Trading Kris Versteeg in 2011 to the Philadelphia Flyers for a late first-round pick was also a terrible move. Versteeg was a young player who had impressive scoring potential, and he would have played a top-six role for many years in Toronto.
Burke's poor free-agent signings, foolish trades, unimpressive draft history and his desire to stay away from offer sheets are all valid reasons to fire him. Burke is an overrated general manager, who won a Stanley Cup in Anaheim with a roster that the previous GM mostly built.
Players like Shea Weber are going to get 10-plus year deals going forward
Burke has not been willing to sign players to contracts longer than five years as GM of the Leafs. Even though each lengthy contract can turn out to be a mistake, in today's NHL, it's going to be difficult to sign the best unrestricted free agents to contracts of five years or less.
If the new CBA includes term limits, then these decade-plus deals might not be an issue anymore, but if contracts remain mostly unchanged in the new labor agreement, the Leafs cannot shy away from signing a superstar to a lengthy contract.
According to Capgeek, there are 42 contracts in the NHL that were for seven years or more in length when signed.
When you look at the list of players with these contracts, you will find many of the top 40 players in the sport.
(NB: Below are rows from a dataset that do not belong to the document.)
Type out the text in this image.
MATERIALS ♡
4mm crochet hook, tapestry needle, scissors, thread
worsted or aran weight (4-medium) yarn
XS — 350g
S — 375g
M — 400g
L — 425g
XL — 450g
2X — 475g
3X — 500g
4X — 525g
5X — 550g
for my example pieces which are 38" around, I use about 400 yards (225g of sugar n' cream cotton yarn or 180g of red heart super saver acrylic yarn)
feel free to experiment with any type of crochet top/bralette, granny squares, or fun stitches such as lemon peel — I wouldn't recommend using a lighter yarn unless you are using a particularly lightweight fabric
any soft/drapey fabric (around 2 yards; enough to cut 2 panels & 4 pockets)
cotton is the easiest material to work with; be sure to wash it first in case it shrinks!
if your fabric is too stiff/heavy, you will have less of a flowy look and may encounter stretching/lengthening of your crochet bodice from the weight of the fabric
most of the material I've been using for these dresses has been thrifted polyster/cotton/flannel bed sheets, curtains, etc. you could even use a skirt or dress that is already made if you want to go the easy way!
The best players want these contracts, and if you are unwilling to offer them, you significantly hurt your chances of making a marquee free-agent signing.
If there's one team that can afford to sign a player to a rich contract that's 10-plus years in length, it's the Leafs. According to Forbes.com, Toronto is the most valuable franchise in the NHL, and finished No. 1 in revenue last year with $193 million.
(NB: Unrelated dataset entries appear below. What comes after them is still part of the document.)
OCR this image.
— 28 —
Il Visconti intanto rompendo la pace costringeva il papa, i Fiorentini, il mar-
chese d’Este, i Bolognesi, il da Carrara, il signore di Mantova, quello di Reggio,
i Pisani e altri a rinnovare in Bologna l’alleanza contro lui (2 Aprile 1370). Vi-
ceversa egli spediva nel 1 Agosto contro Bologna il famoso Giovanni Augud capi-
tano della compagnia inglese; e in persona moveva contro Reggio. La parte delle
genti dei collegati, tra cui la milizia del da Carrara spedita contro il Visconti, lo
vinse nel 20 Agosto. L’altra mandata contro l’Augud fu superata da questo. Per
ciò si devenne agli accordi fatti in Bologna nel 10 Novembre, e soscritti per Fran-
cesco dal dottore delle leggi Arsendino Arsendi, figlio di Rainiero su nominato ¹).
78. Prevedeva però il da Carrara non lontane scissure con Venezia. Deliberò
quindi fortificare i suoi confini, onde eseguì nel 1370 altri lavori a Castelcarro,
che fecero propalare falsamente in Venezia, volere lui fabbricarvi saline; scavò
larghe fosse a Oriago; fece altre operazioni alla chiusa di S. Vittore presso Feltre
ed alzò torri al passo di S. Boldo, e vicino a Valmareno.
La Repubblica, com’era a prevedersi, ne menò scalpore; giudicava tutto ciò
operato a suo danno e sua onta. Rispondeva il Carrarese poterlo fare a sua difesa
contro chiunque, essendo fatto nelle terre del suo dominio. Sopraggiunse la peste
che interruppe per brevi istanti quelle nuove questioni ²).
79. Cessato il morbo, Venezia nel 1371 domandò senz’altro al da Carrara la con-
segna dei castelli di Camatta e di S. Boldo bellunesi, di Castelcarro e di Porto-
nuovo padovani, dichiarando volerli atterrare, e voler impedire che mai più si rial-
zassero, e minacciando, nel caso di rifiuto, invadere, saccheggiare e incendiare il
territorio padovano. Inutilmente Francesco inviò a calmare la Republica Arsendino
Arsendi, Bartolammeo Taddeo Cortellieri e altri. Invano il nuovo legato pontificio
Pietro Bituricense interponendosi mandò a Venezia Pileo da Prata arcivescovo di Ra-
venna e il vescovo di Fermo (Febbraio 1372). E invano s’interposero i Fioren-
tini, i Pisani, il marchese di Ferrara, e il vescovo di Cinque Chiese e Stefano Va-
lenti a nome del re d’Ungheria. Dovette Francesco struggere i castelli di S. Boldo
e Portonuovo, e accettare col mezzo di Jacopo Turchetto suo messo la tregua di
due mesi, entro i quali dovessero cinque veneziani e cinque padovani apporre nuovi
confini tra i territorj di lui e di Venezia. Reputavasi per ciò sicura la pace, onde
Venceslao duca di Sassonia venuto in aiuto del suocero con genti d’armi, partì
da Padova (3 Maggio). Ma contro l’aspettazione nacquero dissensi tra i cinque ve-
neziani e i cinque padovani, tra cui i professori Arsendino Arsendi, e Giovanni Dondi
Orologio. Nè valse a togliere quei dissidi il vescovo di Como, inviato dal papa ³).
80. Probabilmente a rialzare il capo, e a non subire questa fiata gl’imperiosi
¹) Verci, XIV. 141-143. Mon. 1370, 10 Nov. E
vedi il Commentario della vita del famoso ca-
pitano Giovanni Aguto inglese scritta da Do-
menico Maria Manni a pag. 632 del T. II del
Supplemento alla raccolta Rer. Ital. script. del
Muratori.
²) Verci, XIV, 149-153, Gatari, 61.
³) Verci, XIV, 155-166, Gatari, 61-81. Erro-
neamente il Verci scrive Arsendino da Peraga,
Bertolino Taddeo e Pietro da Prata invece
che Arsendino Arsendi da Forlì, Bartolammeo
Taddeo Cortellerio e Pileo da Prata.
If term limits are not part of the next CBA, the Leafs have to change how they view these long-term contracts. To get an elite player going forward, it's very likely that teams will have to commit close to 10 years when signing unrestricted free agents.
When the Leafs decided to let veteran forward Colby Armstrong leave in free agency, they needed to find a new alternate captain. Armstrong's "A" was given to Mikhail Grabovski, who has been with the team four years, and has a new five-year extension that will begin this season.
The team's other alternate captain is Mike Komisarek, who should not wear the "A" on his sweater next season. He is an overpaid, underachieving, injury prone defenseman who has very little value to the Leafs.
It's not smart to have an alternate captain that often misses games because of injury, or because he's a healthy scratch.
Here are some players that would be good choices to replace Komisarek as an alternate captain.
1. Joffrey Lupul
Lupul knows how to handle adversity, he works hard and is very good with the media. He has the perfect personality to be an alternate captain.
Lupul is also a vocal guy who would speak up if there's an issue with the team that needs to be addressed. However, he is only signed for one more season, but if he were to sign long term, making him an alternate would be a no-brainer.
2. Phil Kessel
Kessel sometimes wore the "A" this season when Komisarek and/or Armstrong were not playing, so he has some experience in this role already. He's not a vocal player, but he definitely leads by example with his work ethic and strong offensive performance.
3. Jake Gardiner
It may be early to give Gardiner an "A" at just 22 years old, but the young defenseman has all the tools needed to be a future captain of the franchise. Gardiner is unlikely to receive an "A" in the near future, but if he was given the responsibility in the next year or two, it would be surprising if he couldn't handle the role.
The Leafs have been absolutely dreadful at the most important position in hockey in every year since the lockout. Goaltending is annually a glaring weakness on the Leafs roster, yet there hasn't been a major move to address it over the last few years.
The whole organization needs to make a stronger effort to improving this position. The best way to do this is probably through a trade. Making a deal for Vancouver Canucks goaltender Roberto Luongo would result in a better, more consistent performance between the pipes.
Take a look at where the Leafs have ranked in save percentage and GAA since the lockout.
Last year, the Leafs finished 10th in goals scored per game. If they had a strong goalie, there's no question that they would have been in the playoff race for the entire season.
Take a look at where the Leafs have ranked in goals scored per game since the lockout.
Making a move for Luongo would solve the Leafs' goaltending woes for a number of years. His contract is an issue, but there is no way the Leafs will become consistent winners unless the franchise makes a much stronger effort in improving the goaltending.
Now that the Leafs have several talented offensive players, the time to acquire a marquee goalie is right now.